Concord had been ordered to prepare to provide gun support to Amethyst if it was bombarded by the shore batteries at Wusong. To achieve this it had moved up the Yangtze during the night, at action stations. Fortunately for the British, Amethyst was not detected by the shore batteries and the two ships then proceeded downriver until at 07:15 they ended action stations and after passing through the river's outlet arrived at the Saddle Islands at 12:00 to anchor and transfer much needed oil and stores.

After a brief stay at anchor, Concord transferred members of her own crew to Amethyst to augment the ship's company, and the two ships proceeded to Hong Kong. Next day the cruiser (flying the flag of the Flag Officer Second in Command Far East Fleet) and destroyer replaced Concord as escort and proceeded with Amethyst to Hong Kong. Concord was sent to Japan, after its complement was sworn to secrecy.

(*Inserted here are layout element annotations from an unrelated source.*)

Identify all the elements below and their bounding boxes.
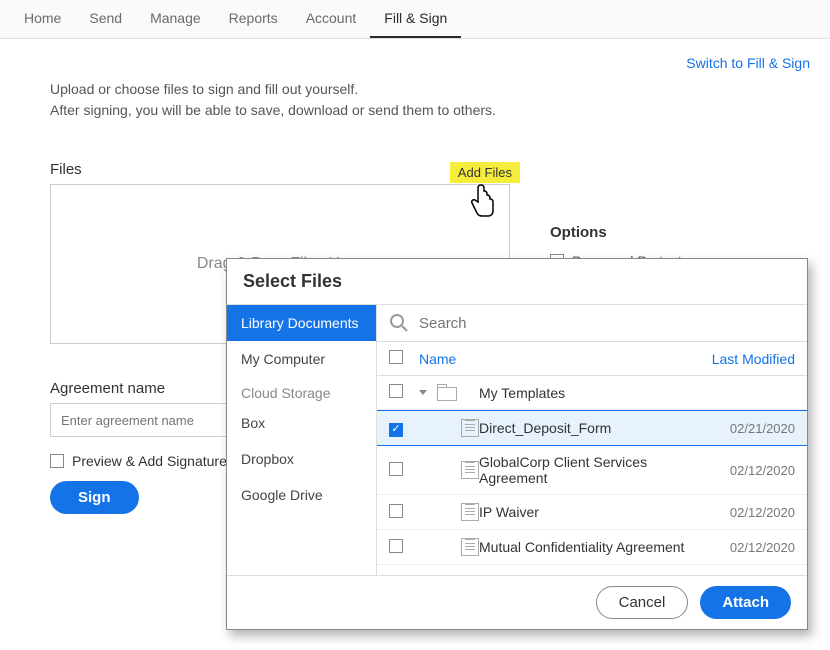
file-checkbox[interactable] bbox=[389, 462, 403, 476]
search-input[interactable] bbox=[419, 315, 795, 332]
folder-name: My Templates bbox=[479, 385, 705, 401]
sidebar-item-library-documents[interactable]: Library Documents bbox=[227, 305, 376, 341]
file-row[interactable]: Direct_Deposit_Form 02/21/2020 bbox=[377, 410, 807, 446]
file-name: Direct_Deposit_Form bbox=[479, 420, 705, 436]
file-row[interactable]: GlobalCorp Client Services Agreement 02/… bbox=[377, 446, 807, 495]
modal-title: Select Files bbox=[227, 259, 807, 304]
sidebar-item-my-computer[interactable]: My Computer bbox=[227, 341, 376, 377]
column-name[interactable]: Name bbox=[419, 351, 695, 367]
tab-send[interactable]: Send bbox=[75, 0, 136, 38]
document-icon bbox=[461, 419, 479, 437]
file-name: GlobalCorp Client Services Agreement bbox=[479, 454, 705, 486]
intro-text: Upload or choose files to sign and fill … bbox=[50, 79, 780, 121]
sidebar-group-cloud-storage: Cloud Storage bbox=[227, 377, 376, 405]
tab-fill-sign[interactable]: Fill & Sign bbox=[370, 0, 461, 38]
add-files-button[interactable]: Add Files bbox=[450, 162, 520, 183]
sign-button[interactable]: Sign bbox=[50, 481, 139, 514]
files-label: Files bbox=[50, 161, 780, 178]
file-date: 02/12/2020 bbox=[705, 463, 795, 478]
folder-checkbox[interactable] bbox=[389, 384, 403, 398]
document-icon bbox=[461, 538, 479, 556]
sidebar-item-google-drive[interactable]: Google Drive bbox=[227, 477, 376, 513]
file-checkbox[interactable] bbox=[389, 423, 403, 437]
tab-manage[interactable]: Manage bbox=[136, 0, 215, 38]
expand-icon[interactable] bbox=[419, 390, 427, 395]
file-date: 02/21/2020 bbox=[705, 421, 795, 436]
file-list-header: Name Last Modified bbox=[377, 342, 807, 376]
sidebar-item-dropbox[interactable]: Dropbox bbox=[227, 441, 376, 477]
intro-line1: Upload or choose files to sign and fill … bbox=[50, 79, 780, 100]
top-nav: Home Send Manage Reports Account Fill & … bbox=[0, 0, 830, 39]
file-date: 02/12/2020 bbox=[705, 505, 795, 520]
file-row[interactable]: Mutual Confidentiality Agreement 02/12/2… bbox=[377, 530, 807, 565]
folder-row-my-templates[interactable]: My Templates bbox=[377, 376, 807, 410]
file-row[interactable]: IP Waiver 02/12/2020 bbox=[377, 495, 807, 530]
folder-icon bbox=[437, 387, 457, 401]
tab-reports[interactable]: Reports bbox=[215, 0, 292, 38]
file-name: IP Waiver bbox=[479, 504, 705, 520]
select-files-modal: Select Files Library Documents My Comput… bbox=[226, 258, 808, 630]
select-all-checkbox[interactable] bbox=[389, 350, 403, 364]
preview-signature-checkbox[interactable] bbox=[50, 454, 64, 468]
switch-to-fill-sign-link[interactable]: Switch to Fill & Sign bbox=[686, 55, 810, 71]
sidebar-item-box[interactable]: Box bbox=[227, 405, 376, 441]
file-checkbox[interactable] bbox=[389, 539, 403, 553]
attach-button[interactable]: Attach bbox=[700, 586, 791, 619]
intro-line2: After signing, you will be able to save,… bbox=[50, 100, 780, 121]
document-icon bbox=[461, 503, 479, 521]
tab-home[interactable]: Home bbox=[10, 0, 75, 38]
column-last-modified[interactable]: Last Modified bbox=[695, 351, 795, 367]
file-pane: Name Last Modified My Templates Direct_D… bbox=[377, 305, 807, 575]
file-checkbox[interactable] bbox=[389, 504, 403, 518]
file-name: Mutual Confidentiality Agreement bbox=[479, 539, 705, 555]
cancel-button[interactable]: Cancel bbox=[596, 586, 689, 619]
options-title: Options bbox=[550, 224, 780, 241]
search-icon bbox=[389, 313, 409, 333]
tab-account[interactable]: Account bbox=[292, 0, 371, 38]
modal-sidebar: Library Documents My Computer Cloud Stor… bbox=[227, 305, 377, 575]
file-date: 02/12/2020 bbox=[705, 540, 795, 555]
document-icon bbox=[461, 461, 479, 479]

Amethyst subsequently received a message of congratulations from King George VI:

Please convey to the commanding officer and ship's company of HMS AMETHYST my hearty congratulations on their daring exploit to rejoin the Fleet. The courage, skill and determination shown by all on board have my highest commendation. Splice the mainbrace.

===Aftermath===

On 5 August 1949, Lt Cdr Kerans was awarded the Distinguished Service Order for his actions in bringing Amethyst to safety. The future Governor of Hong Kong, Edward Youde, was part of the staff of the British Embassy at Nanjing. He negotiated unsuccessfully for the release of Amethyst. Youde was later made a Member of the Order of the British Empire for his actions. Amethyst had a ship's cat, named Simon, who was wounded seriously during the event. After receiving medical care, he recovered and continued to perform his duties catching rats, protecting the dwindling food supply during the 101-day siege and helped boost morale for the surviving sailors. Simon died soon after returning to the UK, having been awarded the Dickin Medal (sometimes referred to as "the animals' Victoria Cross"). He remains the only cat to receive this honour.

Chairman Mao Zedong considered the incident a great victory for the Chinese nation. Peng Dehuai later remarked: "The era where Imperialists take over a piece of Asia by simply stacking a few guns, is over and never to return!" Many of the Nationalist troops on the south bank cheered the Communists as they bombarded the British warships. During the subsequent river crossing, many Nationalist defenders either surrendered, deserted or defected with negligible resistance.